Warren Buffett has said that investing is simple, but it’s not easy, and in their latest Kiplinger’s column, value investors Whitney Tilson and John Heins explore that subject.
“In The Little Book That Beats the Market, published in 2005, star money manager Joel Greenblatt describes a ‘magic formula’ for success that ranks stocks based on only two factors: share price relative to a firm’s earnings and return on capital,” Tilson and Heins write. “After reading his book, we asked Greenblatt if widespread adoption of his simple plan might undermine its effectiveness. He was unconcerned: ‘Value investing strategies have worked for years and everyone’s known about them. They continue to work because it’s hard for people to do, for two main reasons. First, the companies that show up on value screens can be scary and not doing so well, so people find them hard to buy. Second, there can be one-, two- or three-year periods when a strategy like this doesn’t work. Most people aren’t capable of sticking it out through that.'”

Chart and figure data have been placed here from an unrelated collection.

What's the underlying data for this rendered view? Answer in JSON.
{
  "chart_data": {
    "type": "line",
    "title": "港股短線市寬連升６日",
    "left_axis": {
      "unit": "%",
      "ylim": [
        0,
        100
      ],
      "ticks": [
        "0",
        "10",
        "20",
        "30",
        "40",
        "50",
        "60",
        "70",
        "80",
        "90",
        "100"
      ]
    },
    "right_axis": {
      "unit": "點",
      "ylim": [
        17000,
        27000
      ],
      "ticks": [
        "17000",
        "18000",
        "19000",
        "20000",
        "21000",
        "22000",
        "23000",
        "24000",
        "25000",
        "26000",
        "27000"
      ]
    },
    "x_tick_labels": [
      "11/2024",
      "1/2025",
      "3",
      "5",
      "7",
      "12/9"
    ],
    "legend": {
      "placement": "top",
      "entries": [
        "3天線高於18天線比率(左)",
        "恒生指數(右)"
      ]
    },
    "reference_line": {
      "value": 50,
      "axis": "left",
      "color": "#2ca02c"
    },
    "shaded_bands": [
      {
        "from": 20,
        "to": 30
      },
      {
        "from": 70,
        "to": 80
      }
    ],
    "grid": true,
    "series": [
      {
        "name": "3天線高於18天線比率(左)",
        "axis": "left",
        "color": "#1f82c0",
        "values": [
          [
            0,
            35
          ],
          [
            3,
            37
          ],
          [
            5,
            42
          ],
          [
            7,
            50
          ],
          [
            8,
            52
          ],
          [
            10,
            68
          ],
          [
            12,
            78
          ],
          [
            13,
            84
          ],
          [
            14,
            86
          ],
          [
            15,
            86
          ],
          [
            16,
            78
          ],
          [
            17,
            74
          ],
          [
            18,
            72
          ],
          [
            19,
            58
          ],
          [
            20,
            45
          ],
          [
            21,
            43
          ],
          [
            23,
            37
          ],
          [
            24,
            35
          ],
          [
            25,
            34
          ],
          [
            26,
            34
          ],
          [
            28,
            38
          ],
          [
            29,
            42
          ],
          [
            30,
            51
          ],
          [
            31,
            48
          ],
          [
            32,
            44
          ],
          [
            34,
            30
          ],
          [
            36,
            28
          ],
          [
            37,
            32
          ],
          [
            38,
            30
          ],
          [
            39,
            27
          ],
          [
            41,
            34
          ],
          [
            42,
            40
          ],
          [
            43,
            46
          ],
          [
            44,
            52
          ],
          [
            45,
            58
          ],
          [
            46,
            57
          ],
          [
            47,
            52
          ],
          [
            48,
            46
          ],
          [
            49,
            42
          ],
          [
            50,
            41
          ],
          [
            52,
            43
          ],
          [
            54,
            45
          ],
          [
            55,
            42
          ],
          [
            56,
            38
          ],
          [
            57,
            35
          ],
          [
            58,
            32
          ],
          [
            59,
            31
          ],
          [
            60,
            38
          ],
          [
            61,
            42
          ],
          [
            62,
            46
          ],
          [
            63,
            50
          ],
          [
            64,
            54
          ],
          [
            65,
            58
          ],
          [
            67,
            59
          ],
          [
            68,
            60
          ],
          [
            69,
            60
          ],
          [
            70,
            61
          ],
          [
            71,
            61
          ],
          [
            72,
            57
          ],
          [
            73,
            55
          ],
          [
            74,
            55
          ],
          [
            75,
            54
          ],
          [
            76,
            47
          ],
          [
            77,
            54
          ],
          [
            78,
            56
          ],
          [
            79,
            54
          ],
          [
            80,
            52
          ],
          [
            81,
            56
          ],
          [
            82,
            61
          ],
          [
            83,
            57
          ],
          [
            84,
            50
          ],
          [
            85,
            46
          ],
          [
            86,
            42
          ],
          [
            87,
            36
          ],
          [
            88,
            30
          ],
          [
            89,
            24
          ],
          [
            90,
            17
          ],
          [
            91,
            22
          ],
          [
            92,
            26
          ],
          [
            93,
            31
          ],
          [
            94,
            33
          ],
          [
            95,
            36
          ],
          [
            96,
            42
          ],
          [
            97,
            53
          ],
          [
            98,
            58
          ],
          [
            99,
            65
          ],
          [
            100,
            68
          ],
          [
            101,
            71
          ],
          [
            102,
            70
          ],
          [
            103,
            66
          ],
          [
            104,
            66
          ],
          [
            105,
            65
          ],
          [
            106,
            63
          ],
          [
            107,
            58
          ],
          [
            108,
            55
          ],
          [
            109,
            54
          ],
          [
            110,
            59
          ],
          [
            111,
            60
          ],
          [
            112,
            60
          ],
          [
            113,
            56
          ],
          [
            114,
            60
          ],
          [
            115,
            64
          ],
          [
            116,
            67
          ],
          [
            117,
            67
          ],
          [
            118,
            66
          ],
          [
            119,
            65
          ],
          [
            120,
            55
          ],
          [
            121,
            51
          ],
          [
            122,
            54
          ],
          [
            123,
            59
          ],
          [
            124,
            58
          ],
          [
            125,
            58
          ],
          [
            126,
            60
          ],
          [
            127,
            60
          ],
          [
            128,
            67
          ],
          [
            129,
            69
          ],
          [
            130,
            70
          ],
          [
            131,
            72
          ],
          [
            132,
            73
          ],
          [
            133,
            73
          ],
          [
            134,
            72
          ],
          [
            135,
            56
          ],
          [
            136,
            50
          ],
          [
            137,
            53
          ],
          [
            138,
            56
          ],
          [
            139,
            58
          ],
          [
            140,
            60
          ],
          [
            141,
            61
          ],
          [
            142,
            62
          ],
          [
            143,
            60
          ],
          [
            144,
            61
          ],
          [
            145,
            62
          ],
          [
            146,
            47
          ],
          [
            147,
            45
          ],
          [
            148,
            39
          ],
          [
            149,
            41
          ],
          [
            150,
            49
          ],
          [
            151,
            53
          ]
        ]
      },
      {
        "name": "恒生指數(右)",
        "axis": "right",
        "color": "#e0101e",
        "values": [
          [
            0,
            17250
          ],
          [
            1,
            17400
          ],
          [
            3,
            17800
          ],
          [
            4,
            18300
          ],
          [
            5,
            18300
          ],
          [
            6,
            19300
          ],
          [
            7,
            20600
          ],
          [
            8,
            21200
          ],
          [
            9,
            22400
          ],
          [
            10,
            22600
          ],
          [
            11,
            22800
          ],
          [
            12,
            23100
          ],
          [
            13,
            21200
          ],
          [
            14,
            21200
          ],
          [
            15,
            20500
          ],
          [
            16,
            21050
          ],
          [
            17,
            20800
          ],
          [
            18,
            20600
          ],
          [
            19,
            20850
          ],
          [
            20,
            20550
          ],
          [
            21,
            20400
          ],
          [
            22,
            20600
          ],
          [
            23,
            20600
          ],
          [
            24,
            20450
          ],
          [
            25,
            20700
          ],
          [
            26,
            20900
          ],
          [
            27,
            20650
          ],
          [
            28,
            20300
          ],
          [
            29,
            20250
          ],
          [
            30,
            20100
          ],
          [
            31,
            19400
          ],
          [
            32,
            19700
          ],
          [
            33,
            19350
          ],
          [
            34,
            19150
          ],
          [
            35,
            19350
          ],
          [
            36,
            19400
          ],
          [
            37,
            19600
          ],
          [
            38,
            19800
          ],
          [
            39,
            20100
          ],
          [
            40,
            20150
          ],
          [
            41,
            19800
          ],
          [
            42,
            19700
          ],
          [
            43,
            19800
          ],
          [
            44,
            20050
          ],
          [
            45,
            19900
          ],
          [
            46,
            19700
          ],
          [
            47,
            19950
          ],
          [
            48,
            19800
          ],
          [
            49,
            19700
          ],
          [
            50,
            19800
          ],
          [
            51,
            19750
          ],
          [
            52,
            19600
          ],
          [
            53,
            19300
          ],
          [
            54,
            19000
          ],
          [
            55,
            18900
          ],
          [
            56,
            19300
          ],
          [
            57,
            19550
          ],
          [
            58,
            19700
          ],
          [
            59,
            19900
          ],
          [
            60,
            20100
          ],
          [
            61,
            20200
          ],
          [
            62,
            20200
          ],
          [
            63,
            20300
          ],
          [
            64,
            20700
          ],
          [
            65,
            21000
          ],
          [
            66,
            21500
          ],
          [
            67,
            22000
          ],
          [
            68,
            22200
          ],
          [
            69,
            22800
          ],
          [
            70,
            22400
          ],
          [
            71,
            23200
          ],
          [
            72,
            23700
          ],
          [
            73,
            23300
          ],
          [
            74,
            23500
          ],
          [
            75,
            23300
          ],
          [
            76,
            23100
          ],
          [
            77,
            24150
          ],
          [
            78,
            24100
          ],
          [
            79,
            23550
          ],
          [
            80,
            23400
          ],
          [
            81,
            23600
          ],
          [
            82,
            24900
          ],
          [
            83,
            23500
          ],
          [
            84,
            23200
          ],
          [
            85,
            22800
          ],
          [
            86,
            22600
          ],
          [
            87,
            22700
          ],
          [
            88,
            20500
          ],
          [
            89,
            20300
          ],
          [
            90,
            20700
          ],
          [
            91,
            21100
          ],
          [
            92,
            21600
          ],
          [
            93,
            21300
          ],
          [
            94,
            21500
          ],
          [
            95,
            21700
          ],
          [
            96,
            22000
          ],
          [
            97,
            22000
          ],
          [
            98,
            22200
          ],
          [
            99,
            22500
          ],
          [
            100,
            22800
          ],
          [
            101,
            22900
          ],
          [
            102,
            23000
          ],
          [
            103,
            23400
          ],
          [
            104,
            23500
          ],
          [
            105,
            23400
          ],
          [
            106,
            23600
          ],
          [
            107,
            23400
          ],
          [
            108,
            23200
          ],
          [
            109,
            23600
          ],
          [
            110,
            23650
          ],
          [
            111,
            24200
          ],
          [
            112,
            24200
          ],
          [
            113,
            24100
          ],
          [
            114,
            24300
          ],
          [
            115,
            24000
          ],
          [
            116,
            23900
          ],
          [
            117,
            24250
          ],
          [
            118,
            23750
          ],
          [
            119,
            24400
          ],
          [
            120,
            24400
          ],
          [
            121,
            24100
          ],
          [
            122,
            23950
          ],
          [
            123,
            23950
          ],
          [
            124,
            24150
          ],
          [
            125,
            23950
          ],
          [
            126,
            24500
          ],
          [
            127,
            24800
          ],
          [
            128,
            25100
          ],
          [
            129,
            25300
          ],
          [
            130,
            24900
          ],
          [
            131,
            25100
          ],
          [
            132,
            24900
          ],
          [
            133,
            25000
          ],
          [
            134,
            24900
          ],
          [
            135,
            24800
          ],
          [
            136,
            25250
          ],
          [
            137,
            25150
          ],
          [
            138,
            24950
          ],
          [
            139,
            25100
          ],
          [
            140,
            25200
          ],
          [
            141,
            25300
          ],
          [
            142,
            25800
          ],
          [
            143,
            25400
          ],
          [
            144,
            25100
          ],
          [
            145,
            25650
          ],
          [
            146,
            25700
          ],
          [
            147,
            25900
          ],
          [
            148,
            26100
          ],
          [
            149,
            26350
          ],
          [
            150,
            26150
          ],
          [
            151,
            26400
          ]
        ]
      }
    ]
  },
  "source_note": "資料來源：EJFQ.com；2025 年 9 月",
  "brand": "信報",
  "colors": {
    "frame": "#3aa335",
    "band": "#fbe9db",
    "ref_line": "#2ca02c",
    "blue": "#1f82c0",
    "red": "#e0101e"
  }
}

Tilson and Heins say that touches on the main challenge for value investors — the fact that in order to beat the crowd you have to go against it, and in going against it you can run into short-term underperformance that can make you look very, very bad.
An example is Bruce Berkowitz, who was named one of Morningstar’s fund managers of the decade but has struggled mightily this year because of his bets on financial stocks. Tilson and Heins say they doubt Berkowitz has lost his touch. “But,” they add, “Berkowitz’s uncomfortable position underscores why most active managers don’t stray far from the composition of their benchmark indexes.”
Tilson and Heins say they own a number of stocks that “the market has been maddeningly slow to recognize as having a wide gap between the value we see and the price at which the shares trade”. Among them: Microsoft and Intel. They remain high on these stocks’ prospects, and continue to think the market will eventually recognize their value.